Laboratory Dominic Grün
Cell fate decision is essential for the emergence of a complex multicellular organism starting from a single pluripotent zygote, and perpetually occurs during adult life to maintain organ tissues. The robustness of cell fate decision is remarkable given the stochastic interaction of hundreds of thousands of molecules in each cell. It has remained a central open question how signals from the microenvironment are integrated with stochastic processes in a cell to control cell fate decision in normal tissues and upon perturbations due to disease or tissue damage. Our lab investigates this question by combining single-cell resolution experimental methods with computational methods involving machine learning and mathematical modeling.
In our lab we are focusing on tissue development and homeostatic turnover of organ tissues to understand the driving forces and control mechanisms of cell fate decision. We investigate a variety of systems which prominently show constant turnover, lineage plasticity, and response to perturbations in terms of cell differentiation dynamics. For example, we investigate the role of the hematopoietic niche, i.e., the effect of a varying microenvironments, such as fetal liver and bone marrow, on blood cell differentiation, and compare to aberrant cell fate decision upon diseases such as leukemia.
As a complementary system we are studying plasticity and turnover of epithelial cells in the liver, the central metabolic organ of the human body exhibiting high regenerative capacity, driven by complex interactions with the immune, endothelial, and mesenchymal cell compartment. In our studies we are aiming to address basic research questions, such as the identification of the molecular mechanisms underpinning robust cell differentiation, but also aim at translating our findings into clinically relevant novel therapeutic approaches.

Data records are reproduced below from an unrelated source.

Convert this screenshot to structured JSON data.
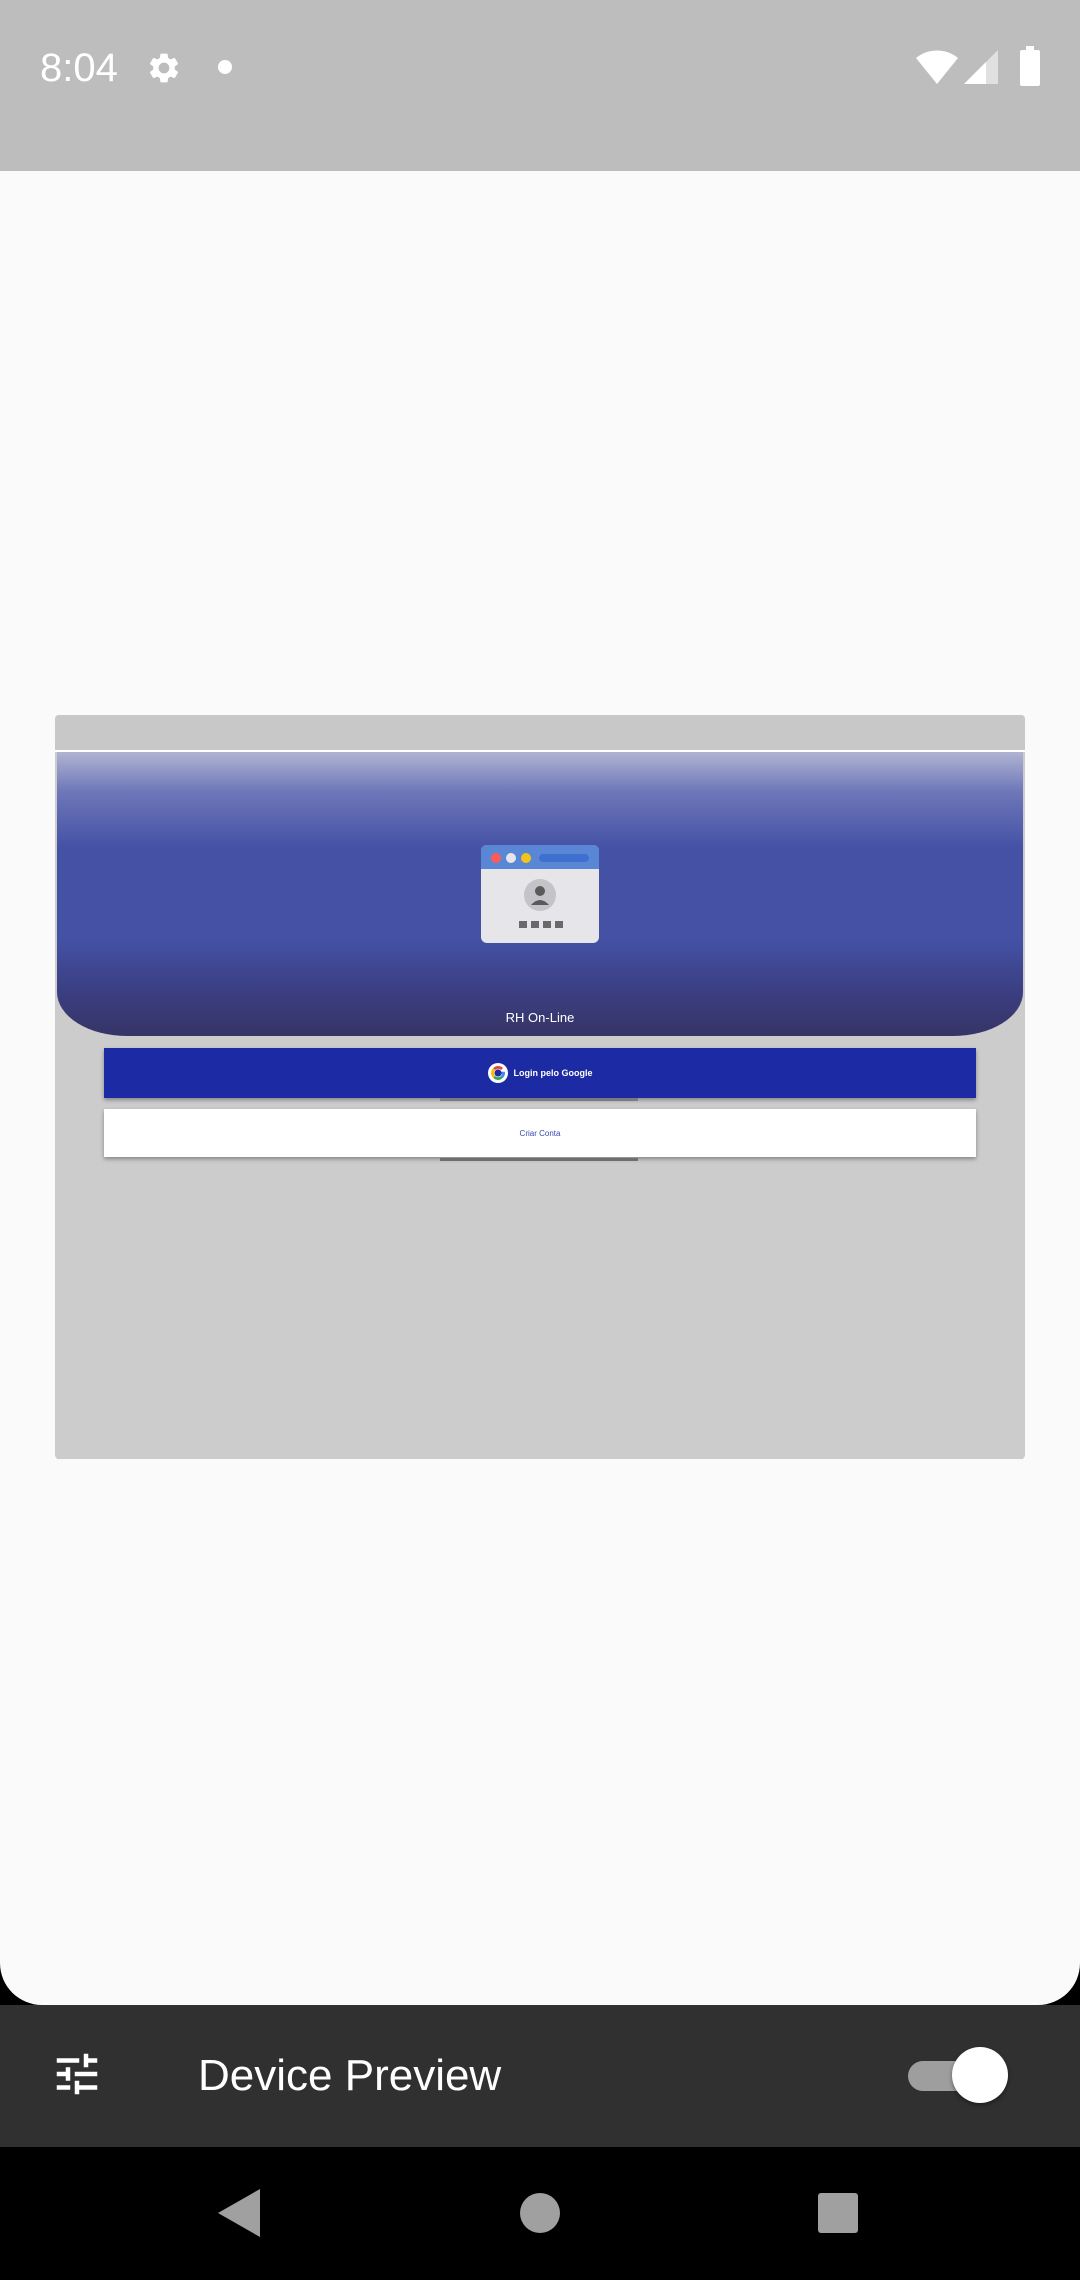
{
  "status_bar": {
    "time": "8:04",
    "icons": [
      "gear-icon",
      "notification-dot-icon",
      "wifi-icon",
      "cell-signal-icon",
      "battery-icon"
    ]
  },
  "device_preview_app": {
    "app_title": "RH On-Line",
    "google_login_label": "Login pelo Google",
    "create_account_label": "Criar Conta",
    "colors": {
      "hero_blue": "#4451a5",
      "google_button": "#1c2aa3",
      "create_account_text": "#3a45b0",
      "preview_background": "#cccccc"
    }
  },
  "bottom_toolbar": {
    "title": "Device Preview",
    "toggle_on": true
  },
  "nav_bar": {
    "buttons": [
      "back-icon",
      "home-icon",
      "recents-icon"
    ]
  }
}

With the recent emergence of powerful single-cell resolution experimental methods, including single-cell RNA-seq and ATAC-seq, it has become possible to profile the composition of tissues at the level of individual cells. By quantifying the genome-wide transcriptional profiles and the state of the chromatin, cell states and types can be annotated and differentiation trajectories as well as entire lineage trees can be inferred. Moreover, spatial methods based on in situ sequencing or highly multiplexed microscopic imaging permit the quantification of the expression of hundreds of genes in tissue sections, enabling the reconstruction of spatial tissue architecture and the inference of molecular interactions between co-localized cells. Paired with computational machine learning techniques tailored to such multimodal, large datasets, these approaches facilitate the integrative analysis of systematic and stochastic gene expression variability (i.e., biological noise) within cells, which represent intrinsic cell fate determinants, as well as signaling pathways mediating interaction of neighboring cells and representing extrinsic cell fate determinants.